The study carried out by scientists at Harvard and Yale proposes the use of a technique known as stratospheric aerosol injection that they say could cut the pace of global warming in half.
The method involves spraying large amounts of sulphate into the earth’s lower stratosphere at altitudes as high as 12 miles.
The sulphate can be delivered into the higher atmosphere by especially-designed high altitude aircraft, balloons or large naval-style guns, the scientists suggest.
No aircraft can currently travel to altitudes as high as proposed in the study. However, researchers believe that such technology would “neither be technologically difficult nor expensive” to develop.
They estimate that a high altitude delivery machine would cost around €3 billion, with a running cost of just under €2 billion over a 15-year period.
While recognising that their idea is “both highly uncertain and ambitious”, the scientists believe that it is still “technically possible from an engineering perspective”.
They also confirmed that this technique would not be without risk as aerosol injections into the stratosphere may hamper coordination between multiple countries in both hemispheres.
Such techniques may also jeopardise crop yields and stimulate drought or extreme weather conditions, researchers said.
Speaking to CNN, Philippe Thalmann of the École Polytechnique Fédérale de Lausanne, an expert in climate change, said he was not optimistic about the technique.

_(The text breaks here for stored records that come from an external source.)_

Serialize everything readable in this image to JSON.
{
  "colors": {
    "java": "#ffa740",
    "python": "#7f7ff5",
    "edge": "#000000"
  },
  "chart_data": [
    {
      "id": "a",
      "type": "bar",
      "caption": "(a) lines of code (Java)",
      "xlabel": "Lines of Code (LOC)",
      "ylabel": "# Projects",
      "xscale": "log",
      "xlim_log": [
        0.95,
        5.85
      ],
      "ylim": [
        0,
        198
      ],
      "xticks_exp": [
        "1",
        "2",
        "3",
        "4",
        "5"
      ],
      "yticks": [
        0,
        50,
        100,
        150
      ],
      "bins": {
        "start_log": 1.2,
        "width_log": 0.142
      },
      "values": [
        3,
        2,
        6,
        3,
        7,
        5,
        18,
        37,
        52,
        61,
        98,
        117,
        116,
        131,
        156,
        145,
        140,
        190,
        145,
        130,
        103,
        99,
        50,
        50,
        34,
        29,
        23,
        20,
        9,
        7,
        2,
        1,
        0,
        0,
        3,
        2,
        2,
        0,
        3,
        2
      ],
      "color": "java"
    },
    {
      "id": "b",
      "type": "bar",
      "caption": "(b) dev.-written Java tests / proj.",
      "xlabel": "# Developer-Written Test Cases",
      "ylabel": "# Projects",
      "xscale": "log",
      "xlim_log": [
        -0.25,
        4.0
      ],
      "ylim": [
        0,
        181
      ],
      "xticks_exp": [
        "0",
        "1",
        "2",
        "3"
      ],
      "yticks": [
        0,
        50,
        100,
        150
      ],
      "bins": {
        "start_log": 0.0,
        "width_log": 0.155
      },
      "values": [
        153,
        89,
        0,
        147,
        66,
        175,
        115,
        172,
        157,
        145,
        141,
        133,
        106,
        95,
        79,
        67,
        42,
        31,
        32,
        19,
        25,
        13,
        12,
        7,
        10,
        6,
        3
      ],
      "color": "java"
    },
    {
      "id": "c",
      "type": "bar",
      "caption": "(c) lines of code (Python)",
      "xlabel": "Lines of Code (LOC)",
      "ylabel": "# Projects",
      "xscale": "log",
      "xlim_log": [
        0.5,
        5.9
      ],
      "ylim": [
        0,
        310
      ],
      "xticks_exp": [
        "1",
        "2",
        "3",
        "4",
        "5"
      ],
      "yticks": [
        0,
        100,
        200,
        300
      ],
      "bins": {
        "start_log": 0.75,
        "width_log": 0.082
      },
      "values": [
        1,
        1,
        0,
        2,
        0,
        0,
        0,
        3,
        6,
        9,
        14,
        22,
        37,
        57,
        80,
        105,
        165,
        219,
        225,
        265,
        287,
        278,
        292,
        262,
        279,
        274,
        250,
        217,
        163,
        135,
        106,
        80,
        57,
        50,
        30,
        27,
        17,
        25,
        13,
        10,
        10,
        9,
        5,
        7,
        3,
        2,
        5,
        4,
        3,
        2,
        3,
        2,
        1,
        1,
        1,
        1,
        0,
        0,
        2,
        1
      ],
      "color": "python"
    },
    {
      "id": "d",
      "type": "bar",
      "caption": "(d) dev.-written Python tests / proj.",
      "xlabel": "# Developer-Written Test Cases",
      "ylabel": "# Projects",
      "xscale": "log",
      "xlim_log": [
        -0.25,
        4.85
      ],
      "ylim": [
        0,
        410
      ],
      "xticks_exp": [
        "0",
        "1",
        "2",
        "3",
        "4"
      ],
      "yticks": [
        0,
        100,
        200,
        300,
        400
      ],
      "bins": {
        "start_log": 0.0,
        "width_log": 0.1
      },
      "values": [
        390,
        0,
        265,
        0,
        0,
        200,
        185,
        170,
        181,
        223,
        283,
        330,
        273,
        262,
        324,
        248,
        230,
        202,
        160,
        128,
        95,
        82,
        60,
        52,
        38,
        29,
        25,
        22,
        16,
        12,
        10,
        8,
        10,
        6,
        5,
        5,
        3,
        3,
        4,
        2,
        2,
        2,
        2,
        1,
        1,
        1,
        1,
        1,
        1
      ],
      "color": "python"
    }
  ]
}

“From the point of view of climate economists, solar radiation management is still a much worse solution than greenhouse gas emissions: more costly and much more risky over the long run,” he told CNN.
David Archer of the Department of Geophysical Science at the University of Chicago also told CNN that such solutions are temporary and won’t address the underlying causes of climate change.
“The problem with engineering climate in this way is that it’s only a temporary Band-Aid covering a problem that will persist essentially forever actually, hundreds of thousands of years for fossil fuel CO2 to finally go away naturally,” he said.
“It will be tempting to continue to procrastinate on cleaning up our energy system, but we’d be leaving the planet on a form of life-support. If a future generation failed to pay their climate bill they would get all of our warming all at once.”